Dies wird auch auf der Online-Plattform ResearchGate kontrovers diskutiert. So wirft Sven Schade die Frage auf, wie wichtig Storytelling und Visualisierung für die Wissenschaft sind. Es folgen 53 meist sehr ausführliche Antworten. Einige davon gebe ich hier verkürzt wieder.

Geschichten bzw. Stories reichen nach Werner Benger zur Wissensvermittlung nicht aus, um neue Inhalte und Begriffe zu lernen. Wissenschaft habe sich außerdem von der Unterhaltungsbranche abzugrenzen. Andererseits könnten wissenschaftliche Inhalte laut William C. Ray verständlicher kommuniziert werden. Dazu müssten nur genügend Forscher über den eigenen Tellerrand hinaus schauen. Außerdem seien Daten alleine nicht aussagekräftig. Und nach Karen L. McKee sollte sich jeder Wissenschaftler überlegen, wie er seine Inhalte verständlich und direkt erklären kann. So sei Storytelling ein geeigneter (aber nicht der einzige) Weg, um mit dem Publikum zu kommunizieren.

 

Der Blick nach draußen

Es stellt sich also die Frage, ob wir als Wissenschaftler in unserem Elfenbeinturm stecken bleiben möchten. Ich plädiere dafür, dass wir uns für die Außenwelt öffnen und so kommunizieren, dass wir wieder verstanden werden. Dazu müssen wir bereit sein, unsere Fachsprache auf einfach verständliche Begriffe herunterbrechen. Dass damit eine gewisse Unschärfe einhergeht, können wir nicht vermeiden. Solange wir die Methoden und Analysen präzise durchführen, ist nach meinem Verständnis nichts dagegen einzuwenden.

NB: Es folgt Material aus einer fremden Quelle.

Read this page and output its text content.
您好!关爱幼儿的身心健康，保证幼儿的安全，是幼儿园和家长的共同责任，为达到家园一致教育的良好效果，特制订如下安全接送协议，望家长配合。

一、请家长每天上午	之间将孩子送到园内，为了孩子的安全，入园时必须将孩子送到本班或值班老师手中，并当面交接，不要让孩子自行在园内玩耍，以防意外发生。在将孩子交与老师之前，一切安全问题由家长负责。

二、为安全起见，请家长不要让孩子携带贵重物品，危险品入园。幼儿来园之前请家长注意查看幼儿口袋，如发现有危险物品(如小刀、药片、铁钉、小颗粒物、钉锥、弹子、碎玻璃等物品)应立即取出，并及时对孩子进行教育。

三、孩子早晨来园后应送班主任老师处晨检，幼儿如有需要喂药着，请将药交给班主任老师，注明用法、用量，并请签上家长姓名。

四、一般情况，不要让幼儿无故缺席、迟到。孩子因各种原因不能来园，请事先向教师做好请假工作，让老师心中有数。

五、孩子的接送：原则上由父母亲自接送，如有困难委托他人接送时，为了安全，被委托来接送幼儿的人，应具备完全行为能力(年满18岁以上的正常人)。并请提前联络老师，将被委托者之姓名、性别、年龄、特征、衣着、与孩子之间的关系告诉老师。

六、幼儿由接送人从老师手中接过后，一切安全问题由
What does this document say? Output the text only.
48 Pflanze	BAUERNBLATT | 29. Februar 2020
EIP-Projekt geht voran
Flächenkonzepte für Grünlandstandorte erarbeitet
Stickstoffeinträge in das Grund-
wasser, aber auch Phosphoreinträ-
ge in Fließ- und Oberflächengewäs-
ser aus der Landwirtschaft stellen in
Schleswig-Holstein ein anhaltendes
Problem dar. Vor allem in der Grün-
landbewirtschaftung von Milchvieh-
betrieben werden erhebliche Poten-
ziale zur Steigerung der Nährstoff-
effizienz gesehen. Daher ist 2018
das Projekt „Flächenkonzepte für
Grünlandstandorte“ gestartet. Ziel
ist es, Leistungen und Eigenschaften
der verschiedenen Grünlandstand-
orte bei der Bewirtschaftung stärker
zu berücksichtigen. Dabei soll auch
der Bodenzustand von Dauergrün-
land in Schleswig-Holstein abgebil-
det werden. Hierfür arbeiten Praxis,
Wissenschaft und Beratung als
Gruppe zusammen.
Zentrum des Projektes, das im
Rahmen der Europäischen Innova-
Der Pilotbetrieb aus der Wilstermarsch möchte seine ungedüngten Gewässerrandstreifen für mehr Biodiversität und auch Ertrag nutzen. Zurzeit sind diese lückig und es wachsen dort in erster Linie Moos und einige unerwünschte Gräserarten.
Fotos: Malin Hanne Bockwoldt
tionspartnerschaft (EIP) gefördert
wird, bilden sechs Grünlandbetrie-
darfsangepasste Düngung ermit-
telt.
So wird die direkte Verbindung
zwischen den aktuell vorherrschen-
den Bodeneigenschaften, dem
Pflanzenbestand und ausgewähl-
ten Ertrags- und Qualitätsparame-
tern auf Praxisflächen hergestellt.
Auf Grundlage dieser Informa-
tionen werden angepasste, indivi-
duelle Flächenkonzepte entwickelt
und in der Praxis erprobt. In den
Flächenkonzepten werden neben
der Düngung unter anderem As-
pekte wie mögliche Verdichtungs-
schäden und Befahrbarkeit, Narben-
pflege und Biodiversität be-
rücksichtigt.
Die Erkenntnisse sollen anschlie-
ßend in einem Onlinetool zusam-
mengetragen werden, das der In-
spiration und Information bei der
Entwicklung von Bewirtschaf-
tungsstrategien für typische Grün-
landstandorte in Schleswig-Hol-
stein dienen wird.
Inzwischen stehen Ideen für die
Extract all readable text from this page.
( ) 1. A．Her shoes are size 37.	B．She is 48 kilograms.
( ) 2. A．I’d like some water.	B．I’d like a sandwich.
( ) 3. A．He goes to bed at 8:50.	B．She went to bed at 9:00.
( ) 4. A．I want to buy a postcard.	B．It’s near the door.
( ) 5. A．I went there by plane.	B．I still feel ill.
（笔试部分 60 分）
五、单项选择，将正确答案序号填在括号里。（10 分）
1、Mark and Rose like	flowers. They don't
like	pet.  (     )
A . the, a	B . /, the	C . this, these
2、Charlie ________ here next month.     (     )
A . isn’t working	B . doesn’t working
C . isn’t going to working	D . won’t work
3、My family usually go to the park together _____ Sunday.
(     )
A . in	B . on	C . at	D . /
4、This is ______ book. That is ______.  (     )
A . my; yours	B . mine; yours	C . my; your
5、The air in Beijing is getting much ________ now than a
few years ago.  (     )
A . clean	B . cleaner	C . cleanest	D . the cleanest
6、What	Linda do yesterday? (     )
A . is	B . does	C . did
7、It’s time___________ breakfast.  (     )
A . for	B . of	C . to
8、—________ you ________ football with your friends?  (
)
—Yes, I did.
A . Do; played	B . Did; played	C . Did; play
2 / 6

Gewinnen können wir viel – gerade in Zeiten der kritischen Überprüfung nach Legitimation und Glaubwürdigkeit. Nicht zuletzt sind Science Slams gerade beim wissenschaftlichen Nachwuchs beliebt: Hier sind die Inhalte sicher weniger präzise wie in der klassischen Forschung und Lehre. Sie werden dafür auf äußerst unterhaltsame Art und Weise vermittelt und zeigen damit, welches Potenzial Wissenschaft in der Außenwirkung hat. Hier verschwinden die Redner nicht mehr hinter sperrigen Inhalten. Im Gegenteil: Sie geben dem Vortrag eine klar erkennbare persönliche Note. So macht Wissenschaft wieder Spaß – und begeistert nicht zuletzt auch das Publikum.